There is this chapter in the Meatheads when Chad has to take this young girl in his building to her art fair night at school. She's a little Fitty-esque--younger by a year or two--but precocious, and while she doesn't have Fitty's outward confidence, maybe--Fitty is a bit of a trash talker--she has a wisdom to her. She kind of gets Chad. And they have this special little connection, despite the fact that he's this meathead yob and she's really much more grown-up than he is, but also with a kid's needs. So the art fair is really out of his element, but she has no one else to take her, and she's counting on him. They go to the school, and he's wearing like his best Patriots sweatshirt or whatever, and he sees the gym and wishes they were going in there. The girl is kind of this star student, and a bevy of parents are discussing her painting in a classroom. And an art teacher is talking about representative art and non-representative art, and the teacher says that this painting represents the latter, which Chad thinks is an insult, because he views life in terms of how he represents, and his idiot buddies represent, so even though he feels so awkward, and he's so out of place, and all of these eyeballs are on him, of people more comfortable in this situation, and dressed right, he makes this impassioned defense, and ends up saying the smartest thing of his life, which is actually legitimately profound.
They ride home together in this glowing, beatific silence, and it's just the sweetest thing, the best night for both of them, and the exchange they have back in the building, when they say goodnight, is simply one of the most beautiful, real, human things I've ever created or read. And he's this total idiot.

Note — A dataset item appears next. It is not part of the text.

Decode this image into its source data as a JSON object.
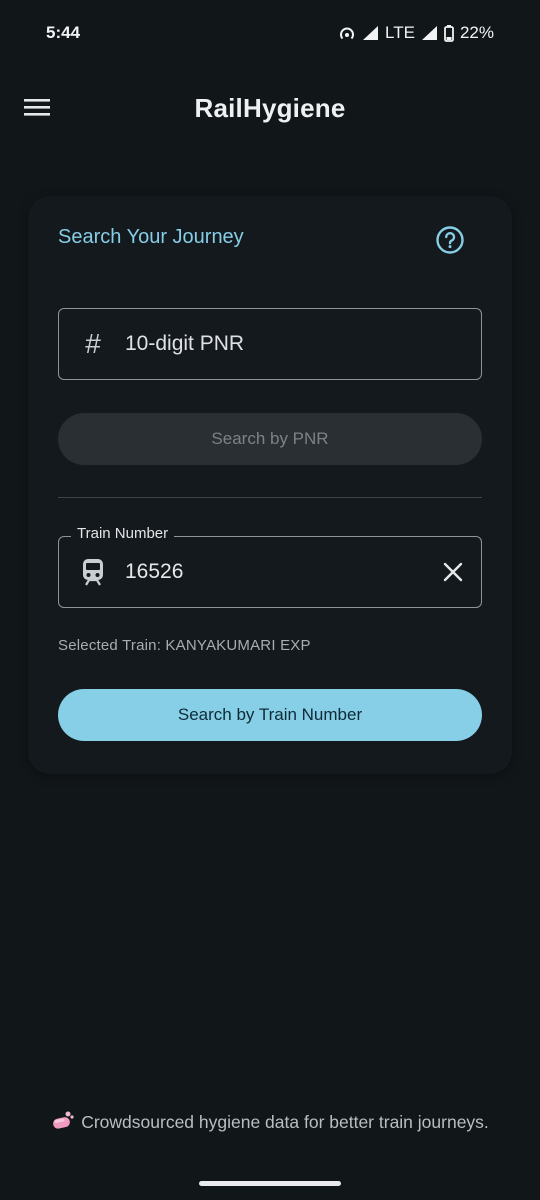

So total doesn't really mean total. And I'm sure the people I'm dealing with on the social front are the same. But that's not how I know them. Or how they are presented. And I don't go inside of them, because that's not for us to do, it's not how we're going to be. We're not going to be anything. Because you have to move through things and have things in place to do that going inside of. And we won't. But I'm aware of this other stuff. It's why I wrote this book.